PClean: The Latest System that Automatically Cleans Spoiled Data
Proper cleaning of data has become a top priority for businesses today.
Data cleaning is becoming increasingly important in all fields that rely on high-quality data as the emphasis on data analysis and insights grows. Since poor data quality has a direct impact on the analysis’ efficacy, getting the data cleaning properly has become a top priority for businesses today.
According to MIT News, MIT researchers have created a new system that automatically cleans “dirty data” — the typos, duplicates, missing values, misspellings, and inconsistencies dreaded by data analysts, data engineers, and data scientists. The system, called PClean, is the latest in a series of domain-specific probabilistic programming languages written by researchers at the Probabilistic Computing Project that aims to simplify and automate the development of AI applications (others include one for 3D perception via inverse graphics and another for modeling time series and databases).

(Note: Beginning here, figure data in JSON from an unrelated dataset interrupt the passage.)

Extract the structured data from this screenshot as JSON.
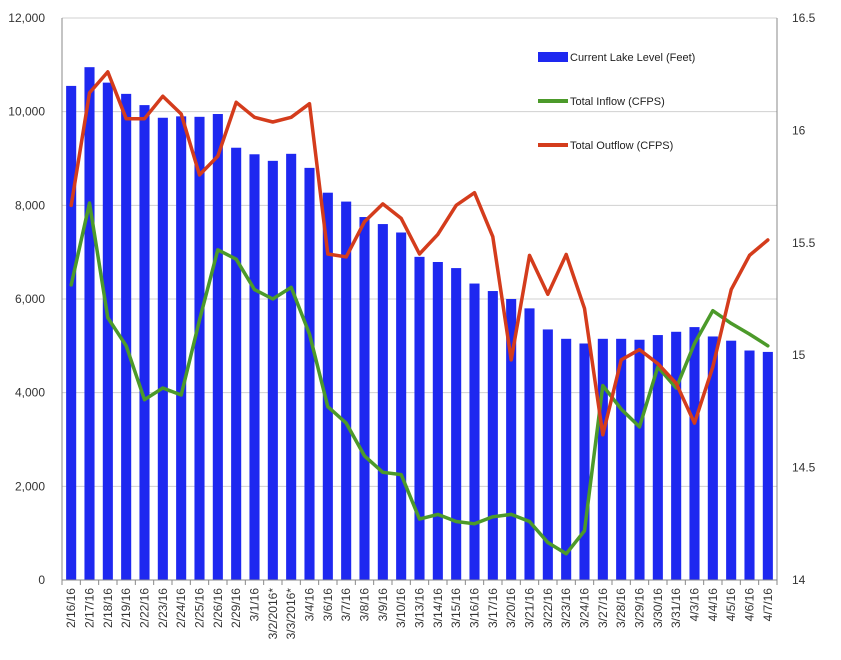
{
  "chart_data": {
    "type": "bar+line",
    "grid": true,
    "legend_position": "top-right",
    "categories": [
      "2/16/16",
      "2/17/16",
      "2/18/16",
      "2/19/16",
      "2/22/16",
      "2/23/16",
      "2/24/16",
      "2/25/16",
      "2/26/16",
      "2/29/16",
      "3/1/16",
      "3/2/2016*",
      "3/3/2016*",
      "3/4/16",
      "3/6/16",
      "3/7/16",
      "3/8/16",
      "3/9/16",
      "3/10/16",
      "3/13/16",
      "3/14/16",
      "3/15/16",
      "3/16/16",
      "3/17/16",
      "3/20/16",
      "3/21/16",
      "3/22/16",
      "3/23/16",
      "3/24/16",
      "3/27/16",
      "3/28/16",
      "3/29/16",
      "3/30/16",
      "3/31/16",
      "4/3/16",
      "4/4/16",
      "4/5/16",
      "4/6/16",
      "4/7/16"
    ],
    "y_left": {
      "min": 0,
      "max": 12000,
      "ticks": [
        "0",
        "2,000",
        "4,000",
        "6,000",
        "8,000",
        "10,000",
        "12,000"
      ]
    },
    "y_right": {
      "min": 14,
      "max": 16.5,
      "ticks": [
        "14",
        "14.5",
        "15",
        "15.5",
        "16",
        "16.5"
      ]
    },
    "series": [
      {
        "name": "Current Lake Level (Feet)",
        "type": "bar",
        "axis": "left",
        "color": "#1e28f0",
        "values": [
          10550,
          10950,
          10620,
          10380,
          10140,
          9870,
          9900,
          9890,
          9950,
          9230,
          9090,
          8950,
          9100,
          8800,
          8270,
          8080,
          7750,
          7600,
          7420,
          6900,
          6790,
          6660,
          6330,
          6170,
          6000,
          5800,
          5350,
          5150,
          5050,
          5150,
          5150,
          5130,
          5230,
          5300,
          5400,
          5200,
          5110,
          4900,
          4870
        ]
      },
      {
        "name": "Total Inflow (CFPS)",
        "type": "line",
        "axis": "left",
        "color": "#4c9a2a",
        "values": [
          6300,
          8050,
          5600,
          5000,
          3850,
          4100,
          3950,
          5550,
          7050,
          6850,
          6200,
          6000,
          6250,
          5250,
          3700,
          3350,
          2650,
          2300,
          2250,
          1300,
          1400,
          1250,
          1200,
          1350,
          1400,
          1250,
          800,
          560,
          1050,
          4150,
          3650,
          3270,
          4550,
          4100,
          5050,
          5750,
          5480,
          5250,
          5000
        ]
      },
      {
        "name": "Total Outflow (CFPS)",
        "type": "line",
        "axis": "left",
        "color": "#d43c1c",
        "values": [
          8000,
          10400,
          10850,
          9850,
          9850,
          10330,
          9950,
          8650,
          9050,
          10200,
          9880,
          9780,
          9880,
          10170,
          6960,
          6900,
          7650,
          8030,
          7720,
          6960,
          7380,
          8000,
          8270,
          7330,
          4700,
          6930,
          6100,
          6950,
          5800,
          3100,
          4700,
          4920,
          4620,
          4200,
          3350,
          4550,
          6200,
          6930,
          7260
        ]
      }
    ]
  }
}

PClean is said to use a knowledge-based technique to automate the data cleaning process, in which users interpret context knowledge about the database and potential problems.
PClean draws on recent advances in probabilistic programming, such as a new AI programming model developed at MIT’s Probabilistic Computing Project that makes it very easy to apply practical human knowledge frameworks to data interpretation. PClean’s improvements are based on Bayesian reasoning, a method of weighing possible reasons for ambiguous data by applying probabilities based on prior information to the data in question.
It also mentioned that PClean is the first Bayesian data cleaning system that can combine domain expertise with common-sense reasoning to automatically clean databases of millions of records. PClean achieves this scale via three innovations. First, PClean’s scripting language lets users encode what they know. This yields accurate models, even for complex databases. Second, PClean’s inference algorithm uses a two-phase approach, based on processing records one-at-a-time to make informed guesses about how to clean them, then revisiting its judgment calls to fix mistakes. This yields robust, accurate inference results. Third, PClean provides a custom compiler that generates fast inference code. This allows PClean to run on million-record databases with greater speed than multiple competing approaches.
Without the vast expenditures in human and software systems that data-centric organizations currently depend on, PClean makes it cheaper and more efficient to join chaotic, fragmented databases into clean records. This has possible social advantages — but it also has drawbacks, such as the possibility that PClean would make it easier and cheaper to violate user privacy, and perhaps even de-anonymize them by combining outdated data from various public sources.